Le problème de l’utilisation de processeurs électroniques traditionnels pour le traitement de l’information reste la consommation excessive d’électricité. Dès lors, se tourner vers la biologie pour résoudre des problèmes informatiques apparaît comme une solution intéressante pour économiser de l’énergie. Des chercheurs viennent de concevoir un bio-ordinateur, de la taille d’une puce, qui utilise des molécules voyageant dans des canaux pour résoudre (rapidement) des problèmes complexes.

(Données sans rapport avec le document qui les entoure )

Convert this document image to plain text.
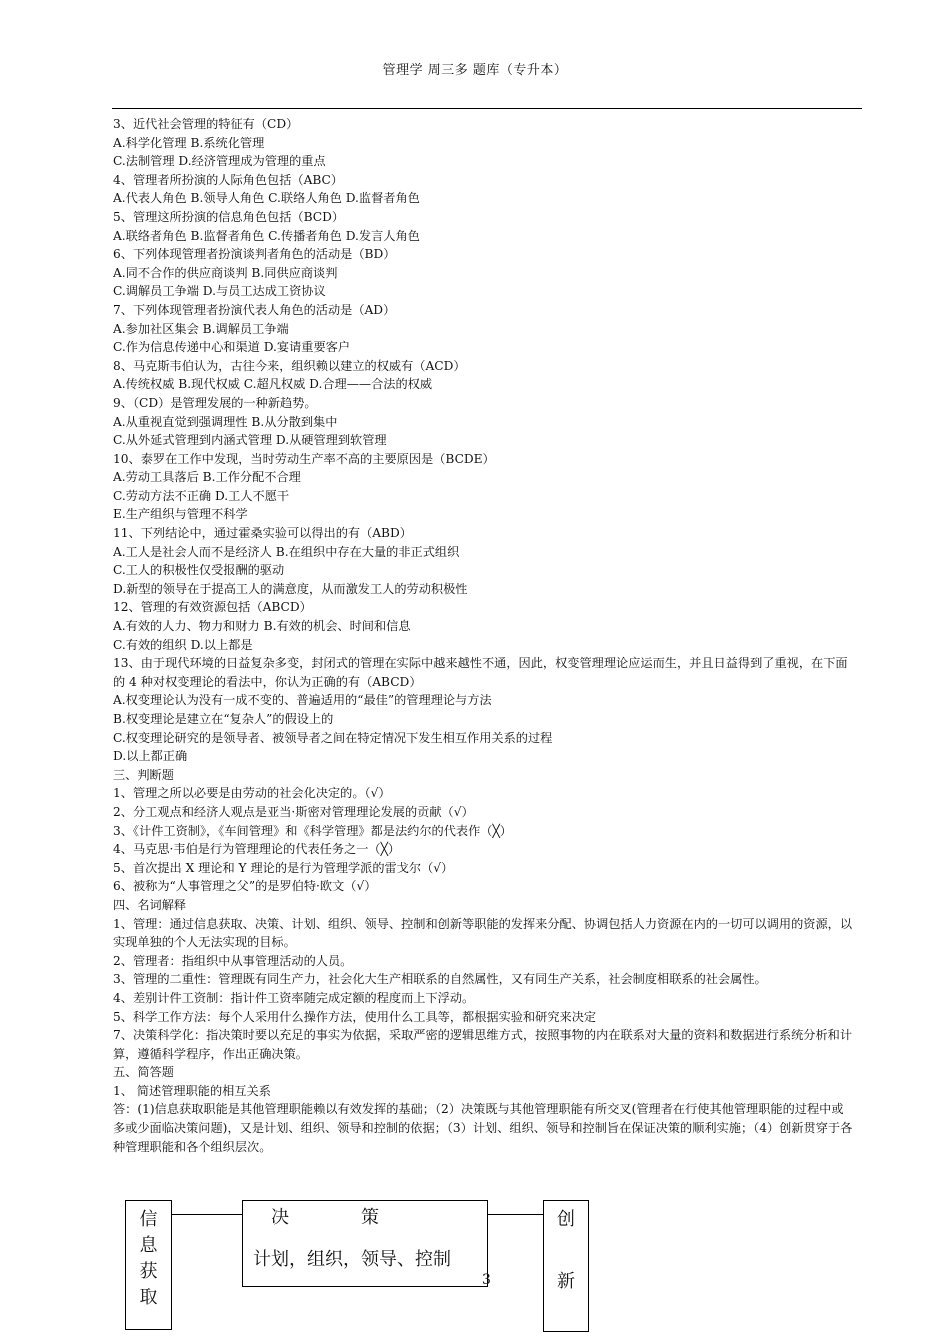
管理学 周三多 题库（专升本）
3、近代社会管理的特征有（CD）
A.科学化管理 B.系统化管理
C.法制管理 D.经济管理成为管理的重点
4、管理者所扮演的人际角色包括（ABC）
A.代表人角色 B.领导人角色 C.联络人角色 D.监督者角色
5、管理这所扮演的信息角色包括（BCD）
A.联络者角色 B.监督者角色 C.传播者角色 D.发言人角色
6、下列体现管理者扮演谈判者角色的活动是（BD）
A.同不合作的供应商谈判 B.同供应商谈判
C.调解员工争端 D.与员工达成工资协议
7、下列体现管理者扮演代表人角色的活动是（AD）
A.参加社区集会 B.调解员工争端
C.作为信息传递中心和渠道 D.宴请重要客户
8、马克斯韦伯认为，古往今来，组织赖以建立的权威有（ACD）
A.传统权威 B.现代权威 C.超凡权威 D.合理——合法的权威
9、（CD）是管理发展的一种新趋势。
A.从重视直觉到强调理性 B.从分散到集中
C.从外延式管理到内涵式管理 D.从硬管理到软管理
10、泰罗在工作中发现，当时劳动生产率不高的主要原因是（BCDE）
A.劳动工具落后 B.工作分配不合理
C.劳动方法不正确 D.工人不愿干
E.生产组织与管理不科学
11、下列结论中，通过霍桑实验可以得出的有（ABD）
A.工人是社会人而不是经济人 B.在组织中存在大量的非正式组织
C.工人的积极性仅受报酬的驱动
D.新型的领导在于提高工人的满意度，从而激发工人的劳动积极性
12、管理的有效资源包括（ABCD）
A.有效的人力、物力和财力 B.有效的机会、时间和信息
C.有效的组织 D.以上都是
13、由于现代环境的日益复杂多变，封闭式的管理在实际中越来越性不通，因此，权变管理理论应运而生，并且日益得到了重视，在下面的 4 种对权变理论的看法中，你认为正确的有（ABCD）
A.权变理论认为没有一成不变的、普遍适用的“最佳”的管理理论与方法
B.权变理论是建立在“复杂人”的假设上的
C.权变理论研究的是领导者、被领导者之间在特定情况下发生相互作用关系的过程
D.以上都正确
三、判断题
1、管理之所以必要是由劳动的社会化决定的。（√）
2、分工观点和经济人观点是亚当·斯密对管理理论发展的贡献（√）
3、《计件工资制》，《车间管理》和《科学管理》都是法约尔的代表作（╳）
4、马克思·韦伯是行为管理理论的代表任务之一（╳）
5、首次提出 X 理论和 Y 理论的是行为管理学派的雷戈尔（√）
6、被称为“人事管理之父”的是罗伯特·欧文（√）
四、名词解释
1、管理：通过信息获取、决策、计划、组织、领导、控制和创新等职能的发挥来分配、协调包括人力资源在内的一切可以调用的资源，以实现单独的个人无法实现的目标。
2、管理者：指组织中从事管理活动的人员。
3、管理的二重性：管理既有同生产力，社会化大生产相联系的自然属性，又有同生产关系，社会制度相联系的社会属性。
4、差别计件工资制：指计件工资率随完成定额的程度而上下浮动。
5、科学工作方法：每个人采用什么操作方法，使用什么工具等，都根据实验和研究来决定
7、决策科学化：指决策时要以充足的事实为依据，采取严密的逻辑思维方式，按照事物的内在联系对大量的资料和数据进行系统分析和计算，遵循科学程序，作出正确决策。
五、简答题
1、 简述管理职能的相互关系
答：(1)信息获取职能是其他管理职能赖以有效发挥的基础；（2）决策既与其他管理职能有所交叉(管理者在行使其他管理职能的过程中或多或少面临决策问题)，又是计划、组织、领导和控制的依据；（3）计划、组织、领导和控制旨在保证决策的顺利实施；（4）创新贯穿于各种管理职能和各个组织层次。
信
息
获
取
决　　　　策
计划，组织，领导、控制
创
新
3
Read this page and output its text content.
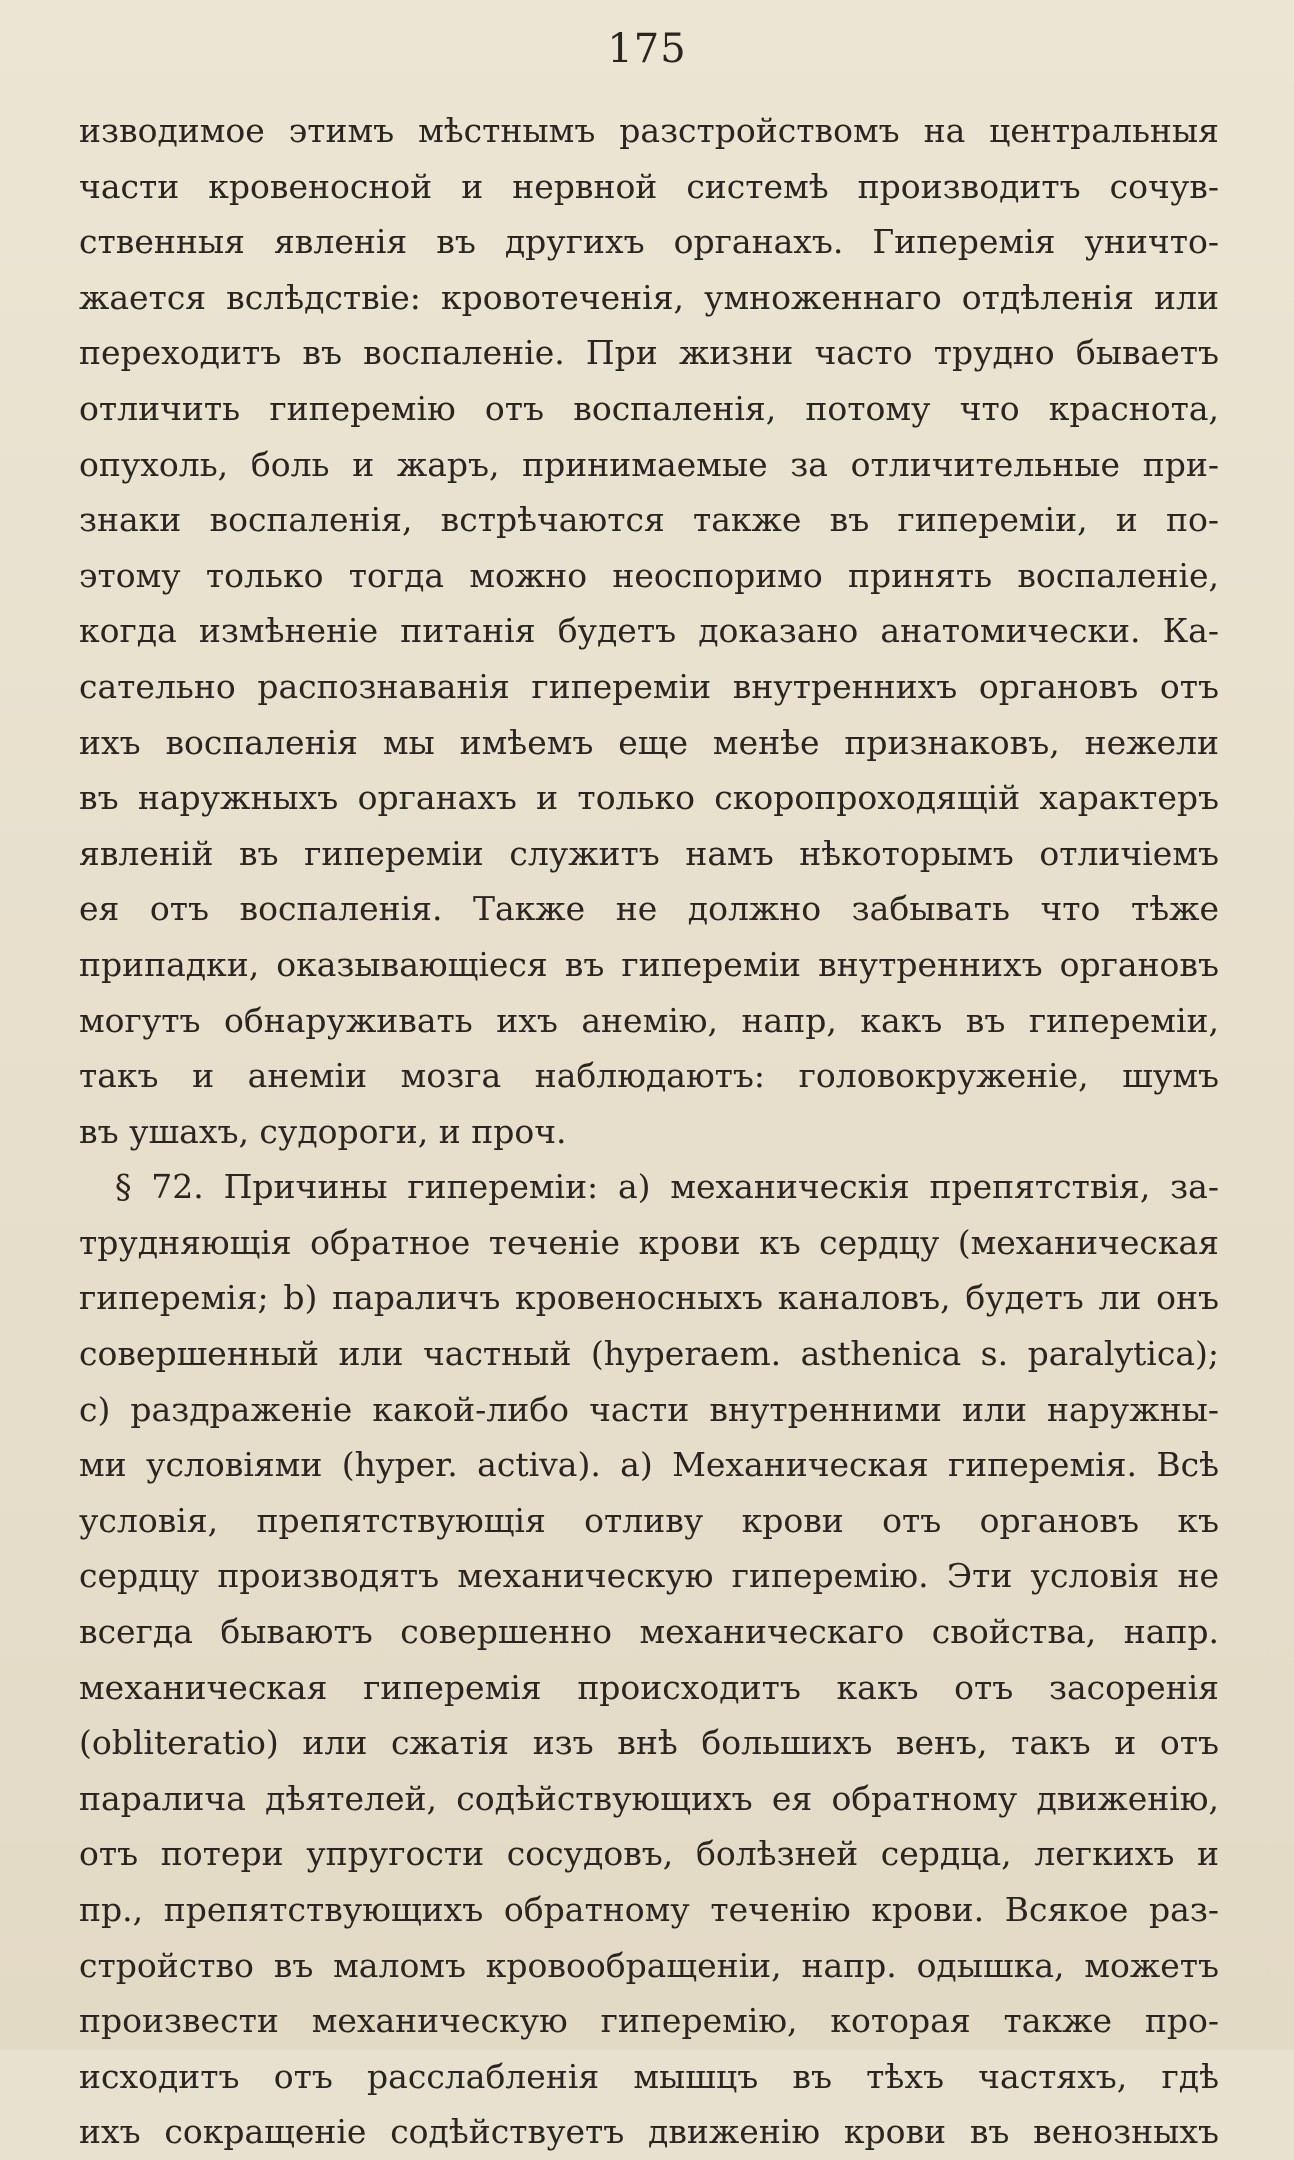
175
изводимое этимъ мѣстнымъ разстройствомъ на центральныя
части кровеносной и нервной системѣ производитъ сочув-
ственныя явленія въ другихъ органахъ. Гиперемія уничто-
жается вслѣдствіе: кровотеченія, умноженнаго отдѣленія или
переходитъ въ воспаленіе. При жизни часто трудно бываетъ
отличить гиперемію отъ воспаленія, потому что краснота,
опухоль, боль и жаръ, принимаемые за отличительные при-
знаки воспаленія, встрѣчаются также въ гипереміи, и по-
этому только тогда можно неоспоримо принять воспаленіе,
когда измѣненіе питанія будетъ доказано анатомически. Ка-
сательно распознаванія гипереміи внутреннихъ органовъ отъ
ихъ воспаленія мы имѣемъ еще менѣе признаковъ, нежели
въ наружныхъ органахъ и только скоропроходящій характеръ
явленій въ гипереміи служитъ намъ нѣкоторымъ отличіемъ
ея отъ воспаленія. Также не должно забывать что тѣже
припадки, оказывающіеся въ гипереміи внутреннихъ органовъ
могутъ обнаруживать ихъ анемію, напр, какъ въ гипереміи,
такъ и анеміи мозга наблюдаютъ: головокруженіе, шумъ
въ ушахъ, судороги, и проч.
§ 72. Причины гипереміи: а) механическія препятствія, за-
трудняющія обратное теченіе крови къ сердцу (механическая
гиперемія; b) параличъ кровеносныхъ каналовъ, будетъ ли онъ
совершенный или частный (hyperaem. asthenica s. paralytica);
c) раздраженіе какой-либо части внутренними или наружны-
ми условіями (hyper. activa). а) Механическая гиперемія. Всѣ
условія, препятствующія отливу крови отъ органовъ къ
сердцу производятъ механическую гиперемію. Эти условія не
всегда бываютъ совершенно механическаго свойства, напр.
механическая гиперемія происходитъ какъ отъ засоренія
(obliteratio) или сжатія изъ внѣ большихъ венъ, такъ и отъ
паралича дѣятелей, содѣйствующихъ ея обратному движенію,
отъ потери упругости сосудовъ, болѣзней сердца, легкихъ и
пр., препятствующихъ обратному теченію крови. Всякое раз-
стройство въ маломъ кровообращеніи, напр. одышка, можетъ
произвести механическую гиперемію, которая также про-
исходитъ отъ расслабленія мышцъ въ тѣхъ частяхъ, гдѣ
ихъ сокращеніе содѣйствуетъ движенію крови въ венозныхъ
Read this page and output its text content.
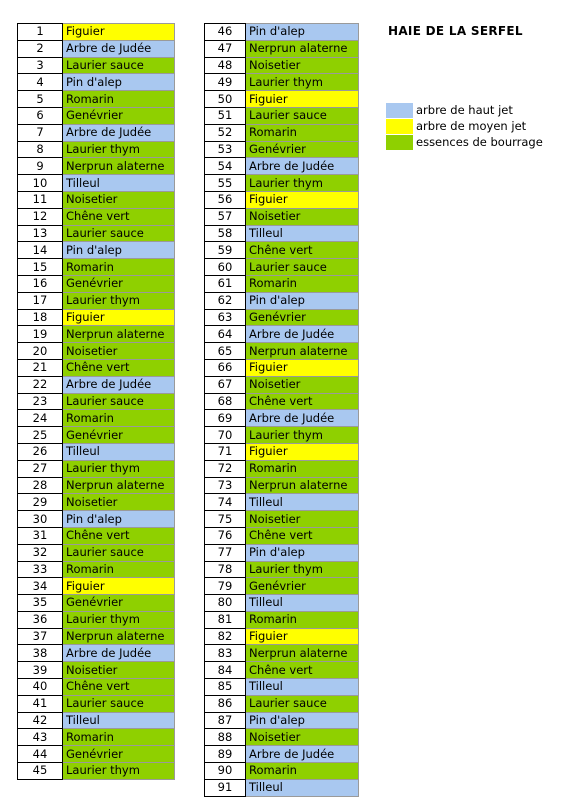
1	Figuier
2	Arbre de Judée
3	Laurier sauce
4	Pin d'alep
5	Romarin
6	Genévrier
7	Arbre de Judée
8	Laurier thym
9	Nerprun alaterne
10	Tilleul
11	Noisetier
12	Chêne vert
13	Laurier sauce
14	Pin d'alep
15	Romarin
16	Genévrier
17	Laurier thym
18	Figuier
19	Nerprun alaterne
20	Noisetier
21	Chêne vert
22	Arbre de Judée
23	Laurier sauce
24	Romarin
25	Genévrier
26	Tilleul
27	Laurier thym
28	Nerprun alaterne
29	Noisetier
30	Pin d'alep
31	Chêne vert
32	Laurier sauce
33	Romarin
34	Figuier
35	Genévrier
36	Laurier thym
37	Nerprun alaterne
38	Arbre de Judée
39	Noisetier
40	Chêne vert
41	Laurier sauce
42	Tilleul
43	Romarin
44	Genévrier
45	Laurier thym
46	Pin d'alep
47	Nerprun alaterne
48	Noisetier
49	Laurier thym
50	Figuier
51	Laurier sauce
52	Romarin
53	Genévrier
54	Arbre de Judée
55	Laurier thym
56	Figuier
57	Noisetier
58	Tilleul
59	Chêne vert
60	Laurier sauce
61	Romarin
62	Pin d'alep
63	Genévrier
64	Arbre de Judée
65	Nerprun alaterne
66	Figuier
67	Noisetier
68	Chêne vert
69	Arbre de Judée
70	Laurier thym
71	Figuier
72	Romarin
73	Nerprun alaterne
74	Tilleul
75	Noisetier
76	Chêne vert
77	Pin d'alep
78	Laurier thym
79	Genévrier
80	Tilleul
81	Romarin
82	Figuier
83	Nerprun alaterne
84	Chêne vert
85	Tilleul
86	Laurier sauce
87	Pin d'alep
88	Noisetier
89	Arbre de Judée
90	Romarin
91	Tilleul
HAIE DE LA SERFEL
arbre de haut jet
arbre de moyen jet
essences de bourrage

D’après certains chercheurs, le secteur des technologies de l’information et de la communication — qui connaît une croissance rapide, mais reste énergivore — devrait consommer 20% de la production mondiale d’électricité d’ici 2030. Cela ne signifie pas que l’efficacité énergétique des ordinateurs électroniques ne s’améliore pas, mais elle est ralentie par la production de chaleur, les effets à petite échelle (par exemple quantiques) et l’augmentation des coûts.
Depuis dix ans, les bio-ordinateurs apparaissent comme une alternative intéressante afin de réduire la consommation d’énergie de l’informatique. Pour rappel, les ordinateurs biologiques utilisent des molécules d’origine biologique — comme l’ADN et les protéines — pour effectuer des calculs numériques ou réels. En particulier, le développement des nanobiotechnologies (à l’échelle nanométrique) a permis aux scientifiques de concevoir des systèmes biomoléculaires spécifiques, pouvant finalement aboutir à la fonctionnalité informatique d’un ordinateur.
En utilisant cette méthode alternative, Till Korten, de l’université de technologie de Dresde (en Allemagne), et ses collègues, ont construit un bio-ordinateur à puce qui utilise des molécules voyageant dans des canaux pour résoudre des problèmes. « La bio-informatique basée sur les réseaux est une approche très économe en énergie, qui permet d’encoder un problème combinatoire dans un réseau graphique modulaire intégré dans un dispositif nanofabriqué », rapportent les chercheurs. Comme un problème combinatoire comporte un grand nombre de variables, les ordinateurs électroniques auraient besoin de milliards d’années pour le résoudre.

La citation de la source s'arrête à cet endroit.